If you want to create this with the tools you mentioned you'll need a "core box" bit. This is a plunging router bit with a spherical profile.

To determine the size we'll need to determine the radius using the formula:

r = h/2 + w^2/8h

Plugging in h = 1/2 and w = 1 3/4 we get an answer of 1 1/64". Since core box bits are typically sold by diameter you'll need a 2 1/32" bit. If you're ok with something close you could probably use a 2" bit.

I'd be VERY careful with this operation, though. Plunging a 2" bit can be quite dangerous. Make sure that your workpiece is well secured and you have your router very stable. Honestly I wouldn't personally attempt this operation.

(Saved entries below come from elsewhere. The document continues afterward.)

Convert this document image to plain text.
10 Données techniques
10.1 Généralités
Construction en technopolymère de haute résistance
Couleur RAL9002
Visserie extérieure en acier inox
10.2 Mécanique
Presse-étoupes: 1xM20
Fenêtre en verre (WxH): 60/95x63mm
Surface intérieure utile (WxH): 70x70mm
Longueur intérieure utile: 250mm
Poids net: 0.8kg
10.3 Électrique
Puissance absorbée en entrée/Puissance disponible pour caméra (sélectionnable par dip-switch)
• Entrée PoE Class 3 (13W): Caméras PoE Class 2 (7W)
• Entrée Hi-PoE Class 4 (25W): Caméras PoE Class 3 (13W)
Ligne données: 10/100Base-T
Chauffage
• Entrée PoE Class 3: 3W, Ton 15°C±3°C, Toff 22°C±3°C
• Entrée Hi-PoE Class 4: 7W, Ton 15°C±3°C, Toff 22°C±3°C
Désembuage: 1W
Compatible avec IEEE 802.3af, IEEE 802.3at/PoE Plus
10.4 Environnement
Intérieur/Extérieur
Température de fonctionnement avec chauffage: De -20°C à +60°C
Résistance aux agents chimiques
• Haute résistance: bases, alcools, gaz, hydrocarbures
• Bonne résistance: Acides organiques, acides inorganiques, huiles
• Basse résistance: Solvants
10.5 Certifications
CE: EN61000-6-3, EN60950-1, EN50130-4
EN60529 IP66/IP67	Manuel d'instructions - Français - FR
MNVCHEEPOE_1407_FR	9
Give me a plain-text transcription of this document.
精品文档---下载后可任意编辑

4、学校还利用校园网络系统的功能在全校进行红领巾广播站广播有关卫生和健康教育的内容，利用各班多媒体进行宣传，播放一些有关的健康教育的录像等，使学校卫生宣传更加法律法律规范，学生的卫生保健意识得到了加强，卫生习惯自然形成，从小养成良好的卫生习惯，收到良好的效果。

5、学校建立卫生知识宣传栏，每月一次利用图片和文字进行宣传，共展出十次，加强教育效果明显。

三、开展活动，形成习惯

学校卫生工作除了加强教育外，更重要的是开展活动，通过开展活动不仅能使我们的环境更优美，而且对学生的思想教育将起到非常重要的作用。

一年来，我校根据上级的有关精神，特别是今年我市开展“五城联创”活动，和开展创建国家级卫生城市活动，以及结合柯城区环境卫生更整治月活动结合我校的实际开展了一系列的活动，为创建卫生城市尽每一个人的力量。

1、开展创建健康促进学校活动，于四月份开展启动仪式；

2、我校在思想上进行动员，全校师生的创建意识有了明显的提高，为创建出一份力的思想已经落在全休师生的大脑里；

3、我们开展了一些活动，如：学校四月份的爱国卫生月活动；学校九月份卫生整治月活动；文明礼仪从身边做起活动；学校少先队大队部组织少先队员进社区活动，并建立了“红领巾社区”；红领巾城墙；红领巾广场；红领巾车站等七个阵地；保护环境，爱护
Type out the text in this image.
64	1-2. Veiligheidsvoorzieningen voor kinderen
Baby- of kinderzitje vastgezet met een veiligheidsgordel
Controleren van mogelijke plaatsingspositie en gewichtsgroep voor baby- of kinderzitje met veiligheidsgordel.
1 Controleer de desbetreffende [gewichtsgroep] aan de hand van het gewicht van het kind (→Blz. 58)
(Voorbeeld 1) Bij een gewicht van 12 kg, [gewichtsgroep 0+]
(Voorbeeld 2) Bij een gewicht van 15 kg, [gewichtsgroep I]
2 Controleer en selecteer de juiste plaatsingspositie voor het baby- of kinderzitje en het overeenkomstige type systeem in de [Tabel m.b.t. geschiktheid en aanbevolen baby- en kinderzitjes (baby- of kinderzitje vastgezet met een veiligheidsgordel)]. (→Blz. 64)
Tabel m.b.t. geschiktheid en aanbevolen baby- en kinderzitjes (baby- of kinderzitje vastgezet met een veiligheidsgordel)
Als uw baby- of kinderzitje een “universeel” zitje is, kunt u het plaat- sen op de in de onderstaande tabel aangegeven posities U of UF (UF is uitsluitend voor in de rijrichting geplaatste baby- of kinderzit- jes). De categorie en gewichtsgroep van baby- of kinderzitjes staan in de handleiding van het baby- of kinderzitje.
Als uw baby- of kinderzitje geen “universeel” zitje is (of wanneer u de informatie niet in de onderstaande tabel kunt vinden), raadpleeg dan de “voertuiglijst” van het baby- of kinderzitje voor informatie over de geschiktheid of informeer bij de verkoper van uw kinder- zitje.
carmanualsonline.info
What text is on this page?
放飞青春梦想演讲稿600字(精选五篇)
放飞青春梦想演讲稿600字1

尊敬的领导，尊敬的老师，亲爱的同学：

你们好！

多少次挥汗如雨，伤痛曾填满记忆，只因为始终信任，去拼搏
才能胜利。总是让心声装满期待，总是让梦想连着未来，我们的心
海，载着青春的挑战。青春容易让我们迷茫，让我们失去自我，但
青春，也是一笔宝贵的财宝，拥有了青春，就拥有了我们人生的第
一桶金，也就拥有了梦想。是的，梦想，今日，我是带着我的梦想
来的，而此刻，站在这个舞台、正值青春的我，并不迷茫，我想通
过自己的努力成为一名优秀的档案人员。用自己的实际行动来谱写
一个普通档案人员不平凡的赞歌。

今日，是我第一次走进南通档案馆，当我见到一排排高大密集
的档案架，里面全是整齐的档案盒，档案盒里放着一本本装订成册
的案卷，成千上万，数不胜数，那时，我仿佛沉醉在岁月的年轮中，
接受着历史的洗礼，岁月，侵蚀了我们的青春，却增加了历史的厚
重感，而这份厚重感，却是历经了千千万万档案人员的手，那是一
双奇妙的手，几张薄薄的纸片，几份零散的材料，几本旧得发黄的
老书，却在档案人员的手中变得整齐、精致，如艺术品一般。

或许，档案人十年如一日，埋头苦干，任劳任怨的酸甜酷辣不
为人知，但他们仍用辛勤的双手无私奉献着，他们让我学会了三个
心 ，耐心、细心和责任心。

  • Since I'm generally always trying to practice safely I think that I would be best off trying to create these shapes using a scorp and gooseneck scraper. Alternatively I was thinking of using a larger drill bit to create a "center point" and trying to sand out the shape from that with a dremel, do you think that could work as well for the interior half spheres? – ptrickono May 30 '17 at 21:10
  • @user161010 - Yeah, that's definitely how I'd do it. I think you'll have more luck with the scorp than with a dreml though. I'd also consider using an angle grinder. You also don't have to limit yourself to just the center hole. You can put in "target depth" holes all around the area to help guide your work. – SaSSafraS1232 May 30 '17 at 21:50

You could try using an angle grinder with the right accessories:

enter image description here

When it comes to carving, shaping and sanding wood there are many effective tools to consider. Only one however, can be quickly adapted to accomplish all three of these common woodworking tasks with ease. The angle grinder.

If you are a woodworker looking for a fast and easy method to quickly carve, then shape, and finally sand out large gouges and even chainsaw curfs, the angle grinder is the tool for you.

Keep in mind though, the angle grinder will remove much wood in a hurry, and like all power tools, when using your angle grinder on wood, be certain to wear safety goggles and other appropriate PPE.

And for finely detailed woodworking projects you may consider other, less aggressive alternatives.